Analysten: Übernahme ist Durchbruch für Dreier-Zusammenschluss

Die Analysten von Cheuvreux werteten die Übernahme durch Volkswagen als Durchbruch für einen Zusammenschluss von MAN, Scania und dem VW-Geschäft mit schweren Lkw, das bisher auf Südamerika beschränkt ist.

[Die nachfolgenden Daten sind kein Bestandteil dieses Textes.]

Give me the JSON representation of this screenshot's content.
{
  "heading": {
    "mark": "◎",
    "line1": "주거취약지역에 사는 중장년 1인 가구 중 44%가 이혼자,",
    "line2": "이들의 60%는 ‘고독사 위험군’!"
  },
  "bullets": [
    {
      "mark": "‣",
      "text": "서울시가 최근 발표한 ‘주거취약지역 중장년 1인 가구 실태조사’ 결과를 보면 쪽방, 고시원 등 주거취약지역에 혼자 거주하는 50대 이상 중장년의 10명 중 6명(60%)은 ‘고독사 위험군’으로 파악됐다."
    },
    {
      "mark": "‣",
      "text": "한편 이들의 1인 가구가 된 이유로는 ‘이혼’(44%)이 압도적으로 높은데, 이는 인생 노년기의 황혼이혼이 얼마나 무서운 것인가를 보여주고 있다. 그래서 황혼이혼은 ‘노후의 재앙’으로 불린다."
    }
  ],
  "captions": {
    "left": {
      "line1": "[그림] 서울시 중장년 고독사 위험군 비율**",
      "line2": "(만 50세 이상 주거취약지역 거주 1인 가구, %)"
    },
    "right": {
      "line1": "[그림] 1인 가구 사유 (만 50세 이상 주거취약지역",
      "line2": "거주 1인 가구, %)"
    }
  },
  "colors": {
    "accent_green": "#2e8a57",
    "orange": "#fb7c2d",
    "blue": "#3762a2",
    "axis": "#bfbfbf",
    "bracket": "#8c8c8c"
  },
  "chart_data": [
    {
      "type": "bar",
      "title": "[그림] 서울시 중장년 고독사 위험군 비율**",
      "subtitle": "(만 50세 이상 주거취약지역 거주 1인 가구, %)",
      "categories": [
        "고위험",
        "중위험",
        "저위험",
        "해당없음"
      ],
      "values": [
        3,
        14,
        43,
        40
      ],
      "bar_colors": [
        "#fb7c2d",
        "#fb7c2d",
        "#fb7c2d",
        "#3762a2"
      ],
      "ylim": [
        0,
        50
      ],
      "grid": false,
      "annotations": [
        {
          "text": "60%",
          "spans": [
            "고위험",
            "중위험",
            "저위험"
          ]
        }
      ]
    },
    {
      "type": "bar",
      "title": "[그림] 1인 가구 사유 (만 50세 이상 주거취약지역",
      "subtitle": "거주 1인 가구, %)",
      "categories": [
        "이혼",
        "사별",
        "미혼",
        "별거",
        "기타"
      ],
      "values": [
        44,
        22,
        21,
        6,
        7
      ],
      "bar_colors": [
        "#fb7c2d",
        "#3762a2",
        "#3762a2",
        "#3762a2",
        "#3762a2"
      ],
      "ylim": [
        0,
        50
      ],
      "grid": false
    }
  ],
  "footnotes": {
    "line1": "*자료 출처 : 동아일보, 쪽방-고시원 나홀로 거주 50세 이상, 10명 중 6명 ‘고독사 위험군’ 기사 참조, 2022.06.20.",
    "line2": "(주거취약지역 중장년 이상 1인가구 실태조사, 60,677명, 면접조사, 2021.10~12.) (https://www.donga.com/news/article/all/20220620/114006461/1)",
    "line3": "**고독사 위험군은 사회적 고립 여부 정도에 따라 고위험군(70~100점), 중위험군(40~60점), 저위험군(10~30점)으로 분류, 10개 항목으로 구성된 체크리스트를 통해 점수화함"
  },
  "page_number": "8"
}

Scania soll als Premiummarke weiterentwickelt werden, erklärten Volkswagen und Investor. "Sowohl Volkswagen als auch Investor sehen die Transaktion als beste Lösung für Scania und Schweden an", sagte VW-Chef Martin Winterkorn. Wallenberg erklärte, VW werde "seinen Einfluss mit dem Ziel nutzen, den langfristigen Wert für alle Aktionäre zu maximieren." Volkswagen unterstütze die Strategie des Scania-Vorstands. Änderungen in der Struktur zum Nachteil der Mitarbeiter seien "auf absehbare Zeit" nicht geplant.

Sitz von Scania soll in Schweden bleiben

Eine mit den Gesprächen vertraute Person sagte, Jacob Wallenberg habe Zusagen von VW gefordert, um den Verkauf in Schweden rechtfertigen zu können. Dazu gehöre, dass der Sitz von Scania in Schweden bleibe und dass Forschung und Entwicklung von Scania nicht abgezogen würden. Verhandelt hätten VW-Aufsichtsratschef Ferdinand Piech und Jacob Wallenberg. MAN sei zu keiner Zeit in die Gespräche einbezogen worden, sagten mehrere Manager aus der Branche.